One of those runs arbitrary shell commands on the host. The other looks up a username. Rating them identically is not a small miss — it's the scanner failing at the one job that matters most, which is telling you what to panic about first.

The gap

I went looking for why. Capframe's classifier had six rules (R1–R6): unconstrained input, missing auth on side-effecting tools, side-effect/name mismatch, unbounded money params, undeclared-money, and external-fetch surfaces. Reasonable coverage — except none of them fire on "this tool executes code."

Worse, the two rules that should have caught it both no-op'd here:

R2 (missing auth on side-effecting tool) gates on declared side-effects. DVMCP declares none — so R2 had nothing to key on. A tool that doesn't admit it has side effects sails straight past the side-effect rule.
R3 (name implies a side-effect not declared) keys on a list of mutation verbs (delete, send, refund, …). "execute" wasn't in the list. Neither was "exec" or "shell."

So the single most dangerous category in the whole space — arbitrary code execution — had no dedicated detector, and the adjacent rules were defeated by a server simply declining to describe itself honestly. Which, of course, is exactly what a real vulnerable server does.

The fix: R7

I added a seventh rule. R7 fires Critical when a tool's name or description implies code, shell, or subprocess execution — execute_, shell command, eval(, subprocess, arbitrary code, and friends. Crucially, it ignores declared side-effects entirely. The whole lesson from DVMCP is that the declaration can't be trusted, so R7 keys only on the strongest available signal: the tool is telling you, in its own name and docstring, that it runs code.

The rule was added test-first — three unit tests (shell tool → critical, code execution by description, benign tool stays silent) plus an integration test that locks the DVMCP numbers so this post's figures can't silently drift.

Second run

total: 12  |  by severity: { critical: 2, high: 0, medium: 10 }
critical: [ execute_python_code, execute_shell_command ]

Now the two RCE tools sit at the top of the report where they belong, and the other eight unconstrained-input findings remain as medium. That's an honest severity picture: these two will get you owned; the rest are hygiene.

What R7 still misses (because a security post without this is marketing)

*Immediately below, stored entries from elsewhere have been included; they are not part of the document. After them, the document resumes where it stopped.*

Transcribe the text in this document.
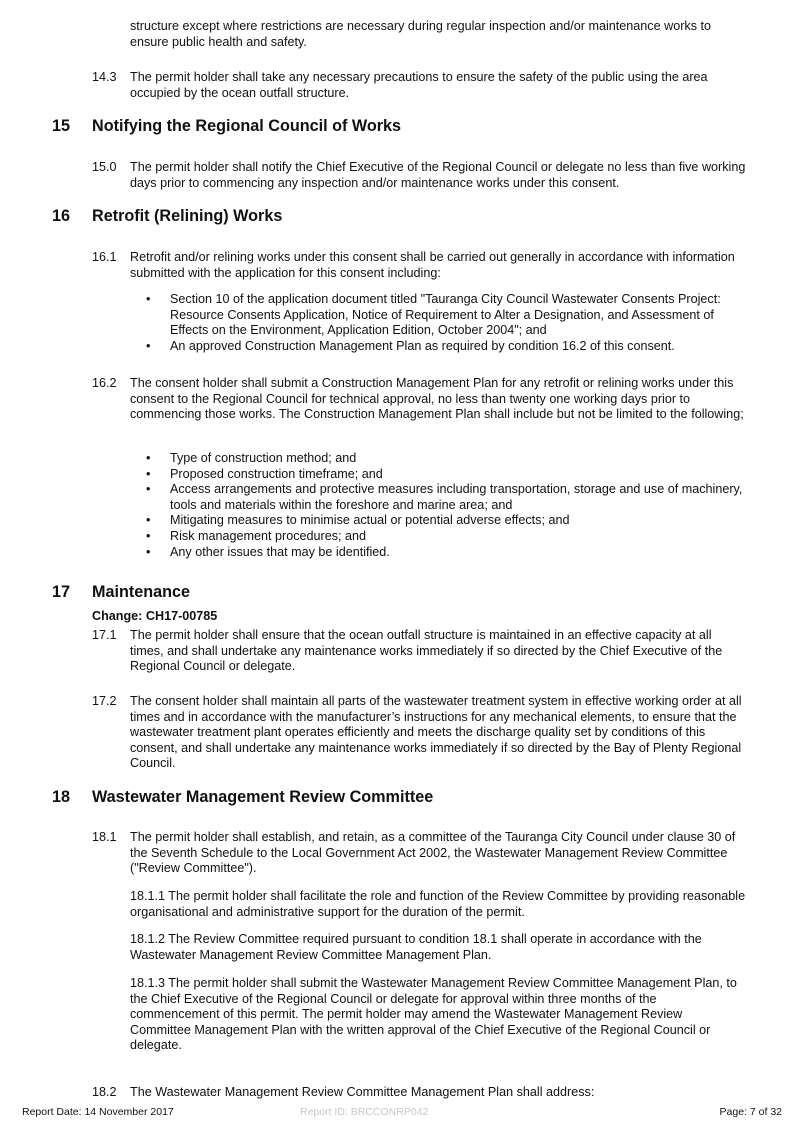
structure except where restrictions are necessary during regular inspection and/or maintenance works to ensure public health and safety.
14.3 The permit holder shall take any necessary precautions to ensure the safety of the public using the area occupied by the ocean outfall structure.
15 Notifying the Regional Council of Works
15.0 The permit holder shall notify the Chief Executive of the Regional Council or delegate no less than five working days prior to commencing any inspection and/or maintenance works under this consent.
16 Retrofit (Relining) Works
16.1 Retrofit and/or relining works under this consent shall be carried out generally in accordance with information submitted with the application for this consent including:
• Section 10 of the application document titled "Tauranga City Council Wastewater Consents Project: Resource Consents Application, Notice of Requirement to Alter a Designation, and Assessment of Effects on the Environment, Application Edition, October 2004"; and
• An approved Construction Management Plan as required by condition 16.2 of this consent.
16.2 The consent holder shall submit a Construction Management Plan for any retrofit or relining works under this consent to the Regional Council for technical approval, no less than twenty one working days prior to commencing those works. The Construction Management Plan shall include but not be limited to the following;
• Type of construction method; and
• Proposed construction timeframe; and
• Access arrangements and protective measures including transportation, storage and use of machinery, tools and materials within the foreshore and marine area; and
• Mitigating measures to minimise actual or potential adverse effects; and
• Risk management procedures; and
• Any other issues that may be identified.
17 Maintenance
Change: CH17-00785
17.1 The permit holder shall ensure that the ocean outfall structure is maintained in an effective capacity at all times, and shall undertake any maintenance works immediately if so directed by the Chief Executive of the Regional Council or delegate.
17.2 The consent holder shall maintain all parts of the wastewater treatment system in effective working order at all times and in accordance with the manufacturer’s instructions for any mechanical elements, to ensure that the wastewater treatment plant operates efficiently and meets the discharge quality set by conditions of this consent, and shall undertake any maintenance works immediately if so directed by the Bay of Plenty Regional Council.
18 Wastewater Management Review Committee
18.1 The permit holder shall establish, and retain, as a committee of the Tauranga City Council under clause 30 of the Seventh Schedule to the Local Government Act 2002, the Wastewater Management Review Committee ("Review Committee").
18.1.1 The permit holder shall facilitate the role and function of the Review Committee by providing reasonable organisational and administrative support for the duration of the permit.
18.1.2 The Review Committee required pursuant to condition 18.1 shall operate in accordance with the Wastewater Management Review Committee Management Plan.
18.1.3 The permit holder shall submit the Wastewater Management Review Committee Management Plan, to the Chief Executive of the Regional Council or delegate for approval within three months of the commencement of this permit. The permit holder may amend the Wastewater Management Review Committee Management Plan with the written approval of the Chief Executive of the Regional Council or delegate.
18.2 The Wastewater Management Review Committee Management Plan shall address:
Report Date: 14 November 2017	Report ID: BRCCONRP042	Page: 7 of 32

Dogfooding doesn't stop at one rule. Two things the scanner still under-rates on DVMCP, both now tracked as work:

Command injection through "safe-looking" parameters. Challenge 9's network_diagnostic(target, options) shells out with options interpolated in. The description says "run comprehensive network diagnostics" — no execute token — so R7 doesn't fire. Catching this needs taint-style reasoning about which string params reach a shell, which a name/description heuristic can't do alone.
The "declares nothing" problem in general. R2 and R3 were both defeated by missing declarations. There's a case for a rule that flags any tool which declares no side-effects at all as "unclassified — review," rather than assuming absence means safe. That's a future R8.

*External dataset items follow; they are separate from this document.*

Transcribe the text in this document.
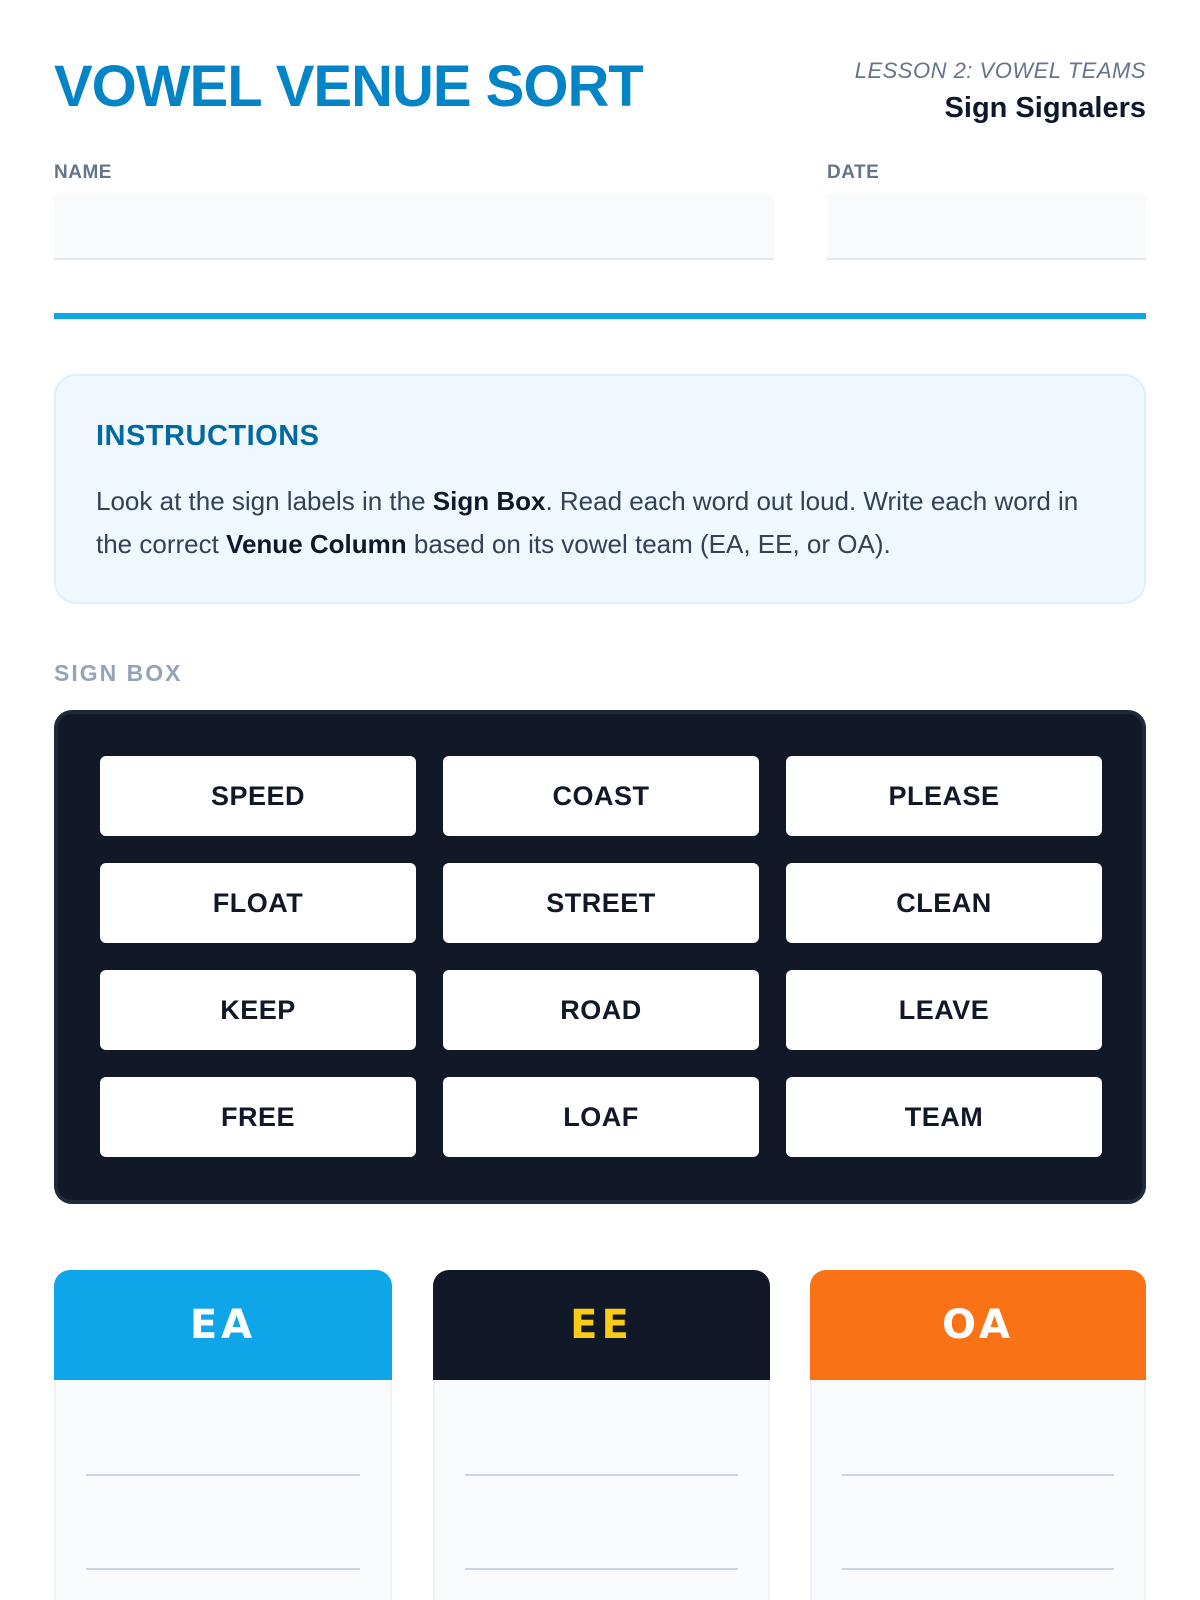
VOWEL VENUE SORT	LESSON 2: VOWEL TEAMS
Sign Signalers
NAME	DATE
INSTRUCTIONS
Look at the sign labels in the Sign Box. Read each word out loud. Write each word in the correct Venue Column based on its vowel team (EA, EE, or OA).
SIGN BOX
SPEED	COAST	PLEASE
FLOAT	STREET	CLEAN
KEEP	ROAD	LEAVE
FREE	LOAF	TEAM
EA	EE	OA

Both are now good-first-issues if anyone wants them.

The actual point

A heuristic classifier is a floor, not a ceiling. It won't catch everything, and the moment you claim it does, a server like DVMCP makes you look silly. What makes it useful is two things:

It's extensible by anyone. R7 is ~40 lines + four tests. Each rule maps a detectable signal to a severity and a set of OWASP/NIST/MITRE IDs. The gap I found took an afternoon to close, and the next person's gap will too.
The output is a shared schema. Every finding R7 emits is a findings.v1 record — same envelope as R1, same envelope any other tool could emit. The scanner improving doesn't change the contract; it just fills it in better.

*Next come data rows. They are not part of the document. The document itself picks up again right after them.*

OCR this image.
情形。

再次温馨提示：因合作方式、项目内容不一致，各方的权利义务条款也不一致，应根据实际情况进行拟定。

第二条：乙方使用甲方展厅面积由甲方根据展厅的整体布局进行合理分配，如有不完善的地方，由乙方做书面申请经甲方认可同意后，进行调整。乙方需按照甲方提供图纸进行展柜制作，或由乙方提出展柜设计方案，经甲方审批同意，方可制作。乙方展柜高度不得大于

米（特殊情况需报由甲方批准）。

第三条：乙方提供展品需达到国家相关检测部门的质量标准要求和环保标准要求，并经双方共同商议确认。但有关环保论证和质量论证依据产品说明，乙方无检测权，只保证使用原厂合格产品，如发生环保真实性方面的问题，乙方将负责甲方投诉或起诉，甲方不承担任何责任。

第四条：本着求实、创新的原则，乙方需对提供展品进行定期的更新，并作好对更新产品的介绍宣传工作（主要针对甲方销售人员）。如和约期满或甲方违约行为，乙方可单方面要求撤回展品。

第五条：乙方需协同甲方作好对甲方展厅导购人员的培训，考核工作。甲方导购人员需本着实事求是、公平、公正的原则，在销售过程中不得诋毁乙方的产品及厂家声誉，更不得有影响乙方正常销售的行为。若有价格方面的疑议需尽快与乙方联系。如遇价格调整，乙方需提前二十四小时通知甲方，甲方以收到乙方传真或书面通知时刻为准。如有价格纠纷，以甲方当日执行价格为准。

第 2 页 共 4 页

The DVMCP scan shipped in mcp-recon v0.0.5, example inventory and all. Run it yourself:

curl -fsSL capframe.ai/install | sh
capframe install find
capframe find <(curl -s https://raw.githubusercontent.com/euanmcrosson-dotcom/mcp-recon/master/examples/dvmcp.inventory.json) --pretty

If you find a tool surface that gets past all seven rules — and you will — that's not a gotcha, it's the next rule. Open an issue.